The Fab Five set out to makeover the lives of different people in the state of Georgia while also providing amazing social commentary on anything from LGBT rights to how to best way to declutter someone's house. In the end they are able to teach people more about themselves, while also helping them gain a new sense of self-confidence and establish control over their lives.

Orange is the New Black

OINTB is a six-season Netflix show set at a women’s prison; which features of variety of characters of different races, sexual orientations and gender identities. The show is based off a memoir by Piper Kerman detailing her time in a women’s prison. The show is Netflix’s most-watched original series.

The show does not make the prisoner’s sexuality and gender identity central to the plot, but it makes the variety of characters on the show more original and adds to the way in which the show seeks to humanize prisoners and address some of the important topics and contentious issues surrounding U.S. incarceration.

The Bold Type

This Freeform comedy drama premiered in July 2017 and follows three friends, Jane, Kat and Sutton while they work at a women’s magazine called Scarlet. The show is inspired by the life of former Cosmopolitan editor-in-chief Joanna Coles.

In the first season, Kat explores her sexuality and meets a photographer named Adena. As the second seasons rolls on, their relationship grows and becomes more complex.
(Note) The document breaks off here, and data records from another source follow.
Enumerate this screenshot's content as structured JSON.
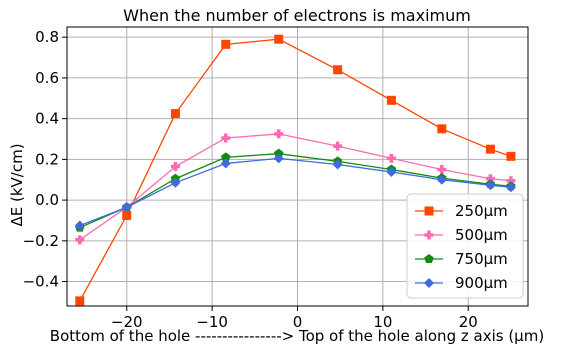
{
  "chart_data": {
    "type": "line",
    "title": "When the number of electrons is maximum",
    "xlabel": "Bottom of the hole ----------------> Top of the hole along z axis (μm)",
    "ylabel": "ΔE (kV/cm)",
    "xlim": [
      -27,
      27
    ],
    "ylim": [
      -0.52,
      0.85
    ],
    "xticks": [
      -20,
      -10,
      0,
      10,
      20
    ],
    "xtick_labels": [
      "−20",
      "−10",
      "0",
      "10",
      "20"
    ],
    "yticks": [
      -0.4,
      -0.2,
      0.0,
      0.2,
      0.4,
      0.6,
      0.8
    ],
    "ytick_labels": [
      "−0.4",
      "−0.2",
      "0.0",
      "0.2",
      "0.4",
      "0.6",
      "0.8"
    ],
    "grid": true,
    "legend_position": "lower-right",
    "series": [
      {
        "name": "250μm",
        "color": "#ff4500",
        "marker": "square",
        "x": [
          -25.5,
          -20,
          -14.3,
          -8.4,
          -2.2,
          4.7,
          11,
          16.9,
          22.6,
          25
        ],
        "y": [
          -0.495,
          -0.075,
          0.425,
          0.765,
          0.79,
          0.64,
          0.49,
          0.35,
          0.25,
          0.215
        ]
      },
      {
        "name": "500μm",
        "color": "#ff69b4",
        "marker": "plus",
        "x": [
          -25.5,
          -20,
          -14.3,
          -8.4,
          -2.2,
          4.7,
          11,
          16.9,
          22.6,
          25
        ],
        "y": [
          -0.195,
          -0.035,
          0.165,
          0.305,
          0.325,
          0.265,
          0.205,
          0.15,
          0.105,
          0.095
        ]
      },
      {
        "name": "750μm",
        "color": "#138a13",
        "marker": "pentagon",
        "x": [
          -25.5,
          -20,
          -14.3,
          -8.4,
          -2.2,
          4.7,
          11,
          16.9,
          22.6,
          25
        ],
        "y": [
          -0.135,
          -0.035,
          0.105,
          0.21,
          0.228,
          0.19,
          0.15,
          0.108,
          0.078,
          0.068
        ]
      },
      {
        "name": "900μm",
        "color": "#4169e1",
        "marker": "diamond",
        "x": [
          -25.5,
          -20,
          -14.3,
          -8.4,
          -2.2,
          4.7,
          11,
          16.9,
          22.6,
          25
        ],
        "y": [
          -0.125,
          -0.035,
          0.085,
          0.18,
          0.205,
          0.175,
          0.138,
          0.1,
          0.073,
          0.063
        ]
      }
    ]
  }
}
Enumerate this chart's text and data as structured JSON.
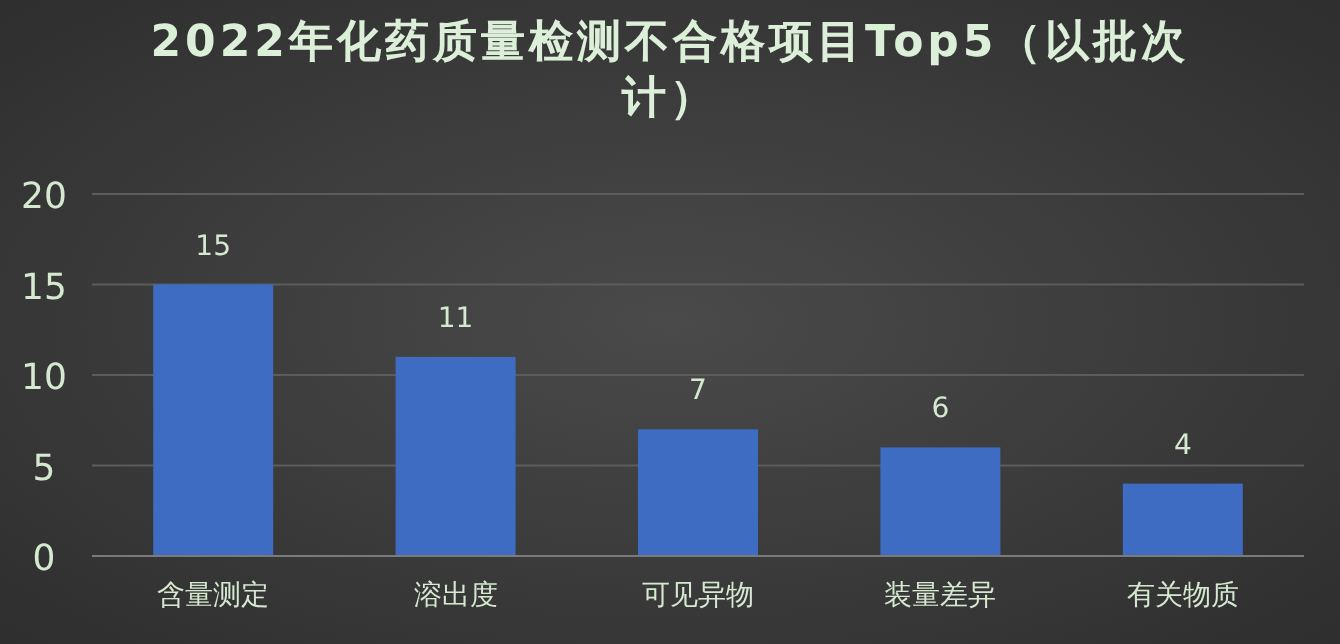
{
  "chart_data": {
    "type": "bar",
    "title": "2022年化药质量检测不合格项目Top5（以批次计）",
    "categories": [
      "含量测定",
      "溶出度",
      "可见异物",
      "装量差异",
      "有关物质"
    ],
    "values": [
      15,
      11,
      7,
      6,
      4
    ],
    "color": "#3d6cc2",
    "ylim": [
      0,
      20
    ],
    "yticks": [
      0,
      5,
      10,
      15,
      20
    ],
    "grid": "y",
    "data_labels": true
  }
}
The show has received a lot of praise for bringing in diverse representation of a lesbian relationship through this couple.

RuPaul's Drag Race

This reality competition show follows host RuPaul in the quest to find the America’s next drag superstar. The show has spanned ten seasons and even airs internationally. Each episode roughly follows a format consisting of a mini challenge, a main challenge, a runway walk, the judging panel, a lip sync battle and the elimination of a contestant.

Contestants on the show can be of any sexual orientation or gender, but the show mostly features either gay men or transgender women. The show has also produced spin-off shows RuPaul's Drag U and RuPaul's Drag Race: All Stars.

How to Get Away With Murder

Since season one of HTGAWM, the show has evolved to feature more and more in depth conversation surrounding the LGBT people. Though at first the only real representation came from Connor Walsh and his sex scenes, the show has grown to include so much more as it moves into its fifth season.

Viewers get to be with Annalise Keating while she explores her sexuality, they get to see Walsh stay in a steady yet turbulent relationship that has grown exponentially since it was first introduced, and the show has storylines featuring other characters and actors who are LGBT identifying.